Le laboratoire de l'identification judiciaire de Calgary s'attaquait à un problème de taille car il n'avaient aucune expérience en matière d'orthodontie légale, pas plus qu'aucun autre au Canada. L'orthodontiste Gordon Swann fit donc appel au FBI qui avait déjà eu à traiter des cas semblables. Son directeur de l'époque, J. Edgar Hoover, le dirigea vers Scotland Yard qui avait été confronté à plus d'une vingtaine de cas de meurtres avec morsures. Bien conseillé, Swann fut à même de démontrer qu'il existait vingt-neuf points de similitudes entre les traces observées sur le corps d'Elizabeth Porteous et la dentition de Boden. Ces conclusions furent suffisantes au jury pour reconnaître Wayne Boden coupable de meurtre. Celui-ci fut condamné à la prison à vie avant d'être transféré à Montréal pour y être jugé pour les trois meurtres qu'il avait commis précédemment.

Au cours de son procès, Boden reconnut les meurtres à l'exception de celui de Norma Vaillancourt pour lequel il ne fut pas condamné. Il expliqua, avec une certaine candeur, qu'il ne voulait pas tueur ses victimes, même si cela ne semblait lui faire ni chaud ni froid. Adepte des pratiques sadomasochistes, il aimait priver d'air ses conquêtes d'un soir au cours d'un rapport sexuel brutal. Il leur serrait la gorge et en prenant appui sur leur poitrine, il alimentait ses fantasmes morbides et satisfaisait son besoin de pouvoir. Dans la plupart des cas, il faisait semblant, mais à au moins cinq reprises, il avait mis trop d'ardeur à l'ouvrage et avait fait davantage que simuler une strangulation. Bien entendu, ces accidents suggèrent que Wayne Boden avait eu des pratiques semblables avec de nombreuses autres femmes mais, pour des raisons évidentes, aucune ne se manifesta au cours du procès pour confirmer ses dires. Une chose était certaine : les morsures n'étaient pas accidentelles… Cette première utilisation des empreintes dentaires pour confondre un meurtrier au Canada trouva un pendant quelques années plus tard aux Etats-Unis, lorsque Lowell Levine confondit le célèbre Ted Bundy en comparant sa dentition aux traces qu'il avait laissées sur ses victimes sauvagement agressées et assassinées. Au milieu des années 90, l'odontologie légale joua de nouveau un rôle central dans l'inculpation pour meurtre d'un autre tueur canadien, le sinistre John Martin Crawford.
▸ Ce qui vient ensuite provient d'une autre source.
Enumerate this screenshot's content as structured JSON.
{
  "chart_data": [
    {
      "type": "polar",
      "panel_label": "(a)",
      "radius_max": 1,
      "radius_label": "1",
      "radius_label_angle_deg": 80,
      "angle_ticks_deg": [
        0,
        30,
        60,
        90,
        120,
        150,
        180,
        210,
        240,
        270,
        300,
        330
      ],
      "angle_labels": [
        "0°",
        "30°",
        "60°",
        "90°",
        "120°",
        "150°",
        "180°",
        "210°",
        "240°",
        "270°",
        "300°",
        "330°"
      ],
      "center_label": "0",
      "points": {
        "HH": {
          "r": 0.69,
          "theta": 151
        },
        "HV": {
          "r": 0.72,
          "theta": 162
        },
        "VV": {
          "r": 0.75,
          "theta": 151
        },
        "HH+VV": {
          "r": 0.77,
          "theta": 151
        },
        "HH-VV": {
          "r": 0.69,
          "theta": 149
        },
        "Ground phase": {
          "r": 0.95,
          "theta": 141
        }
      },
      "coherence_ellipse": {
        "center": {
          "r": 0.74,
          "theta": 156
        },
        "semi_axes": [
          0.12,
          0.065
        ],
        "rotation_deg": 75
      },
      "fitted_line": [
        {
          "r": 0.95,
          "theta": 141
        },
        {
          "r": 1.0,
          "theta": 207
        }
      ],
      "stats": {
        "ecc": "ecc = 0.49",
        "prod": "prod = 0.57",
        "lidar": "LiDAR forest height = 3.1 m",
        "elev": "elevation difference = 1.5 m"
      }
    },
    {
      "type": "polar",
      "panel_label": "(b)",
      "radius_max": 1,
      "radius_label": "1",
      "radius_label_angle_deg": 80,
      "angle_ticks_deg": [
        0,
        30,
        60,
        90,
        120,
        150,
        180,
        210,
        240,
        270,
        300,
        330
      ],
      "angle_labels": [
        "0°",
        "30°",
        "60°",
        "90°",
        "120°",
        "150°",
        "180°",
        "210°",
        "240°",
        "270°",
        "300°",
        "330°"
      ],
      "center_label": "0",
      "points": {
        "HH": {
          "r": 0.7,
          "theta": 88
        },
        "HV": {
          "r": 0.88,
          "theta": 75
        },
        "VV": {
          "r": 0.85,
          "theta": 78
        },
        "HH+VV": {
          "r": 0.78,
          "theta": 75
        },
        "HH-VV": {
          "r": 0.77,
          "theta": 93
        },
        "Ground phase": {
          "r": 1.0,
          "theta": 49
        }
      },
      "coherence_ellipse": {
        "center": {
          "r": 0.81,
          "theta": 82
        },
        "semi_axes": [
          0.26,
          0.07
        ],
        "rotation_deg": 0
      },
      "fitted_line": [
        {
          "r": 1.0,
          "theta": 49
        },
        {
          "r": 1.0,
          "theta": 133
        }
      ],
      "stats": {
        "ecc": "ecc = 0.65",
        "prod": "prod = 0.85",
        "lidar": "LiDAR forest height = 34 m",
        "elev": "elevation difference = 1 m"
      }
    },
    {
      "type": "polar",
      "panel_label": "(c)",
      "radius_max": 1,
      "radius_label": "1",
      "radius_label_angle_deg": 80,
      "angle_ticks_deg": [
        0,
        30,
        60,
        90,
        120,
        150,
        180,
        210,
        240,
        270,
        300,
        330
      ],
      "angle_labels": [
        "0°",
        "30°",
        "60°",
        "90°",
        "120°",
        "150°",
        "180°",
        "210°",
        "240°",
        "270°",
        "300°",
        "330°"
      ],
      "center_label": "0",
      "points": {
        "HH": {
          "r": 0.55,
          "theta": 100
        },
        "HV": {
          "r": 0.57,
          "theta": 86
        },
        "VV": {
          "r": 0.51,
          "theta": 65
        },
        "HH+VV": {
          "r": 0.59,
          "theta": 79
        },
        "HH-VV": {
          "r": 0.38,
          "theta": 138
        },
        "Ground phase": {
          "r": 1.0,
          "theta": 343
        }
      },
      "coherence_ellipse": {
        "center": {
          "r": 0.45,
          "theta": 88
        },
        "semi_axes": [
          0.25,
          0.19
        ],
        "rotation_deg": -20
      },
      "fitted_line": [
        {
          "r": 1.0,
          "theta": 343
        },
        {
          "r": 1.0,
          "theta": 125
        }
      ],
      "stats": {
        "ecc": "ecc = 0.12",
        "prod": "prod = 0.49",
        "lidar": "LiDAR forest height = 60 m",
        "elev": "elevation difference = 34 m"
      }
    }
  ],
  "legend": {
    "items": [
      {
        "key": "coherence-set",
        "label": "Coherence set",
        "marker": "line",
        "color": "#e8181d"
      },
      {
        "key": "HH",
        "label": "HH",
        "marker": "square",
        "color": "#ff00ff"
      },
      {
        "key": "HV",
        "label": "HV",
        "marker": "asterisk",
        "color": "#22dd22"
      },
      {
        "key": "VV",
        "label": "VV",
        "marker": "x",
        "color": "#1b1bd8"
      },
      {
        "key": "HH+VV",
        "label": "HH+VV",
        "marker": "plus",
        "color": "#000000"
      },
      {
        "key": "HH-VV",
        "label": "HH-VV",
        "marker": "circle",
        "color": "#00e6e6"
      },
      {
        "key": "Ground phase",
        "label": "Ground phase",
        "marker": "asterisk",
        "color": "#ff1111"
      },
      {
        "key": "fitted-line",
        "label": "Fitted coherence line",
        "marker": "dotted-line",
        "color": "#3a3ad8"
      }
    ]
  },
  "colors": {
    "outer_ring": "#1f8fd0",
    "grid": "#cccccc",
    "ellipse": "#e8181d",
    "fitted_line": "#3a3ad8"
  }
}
D'autres psychopathes ont adopté des comportements plus vampiriques, allant jusqu'à boire le sang de leurs victimes, tels l'Anglais John George Haigh à la fin des années 40 ou le "Vampire de Sacramento", Richard Chase, un spree killer qui assassinat et dépeça plusieurs personnes avec une rare sauvagerie en 1978. Plus délicat, mais non moins dangereux, l'Argentin Florencio Fernandez égorgea et saigna une quinzaine de femmes après s'être introduit dans leurs chambres en 1960. Au Canada, on ne connaît de comportement comparable que dans le cas de Dale Merle Nelson, qui tua huit personnes et se rendit coupable de cannibalisme en 1970.

Condamné à trois peines supplémentaires (mais concurrentes) de réclusion à perpétuité, Wayne Clifford Boden fut incarcéré au pénitencier fédéral de Kingston (Ontario) le 16 février 1972. Il y demeura jusqu'à la mi-février 2006, période à laquelle il fut hospitalisé au Kingston Regional Hospital où il mourut de causes  naturelles le 27 mars de la même année.    

[Carte Alberta] [Carte Québec]

Bibliographie :

• Richard Monaco, Bill Burt, The Dracula Syndrome, New York: Headline, 1993 ;
• Presse Canadienne. 


[Retour au sommaire] [continuer]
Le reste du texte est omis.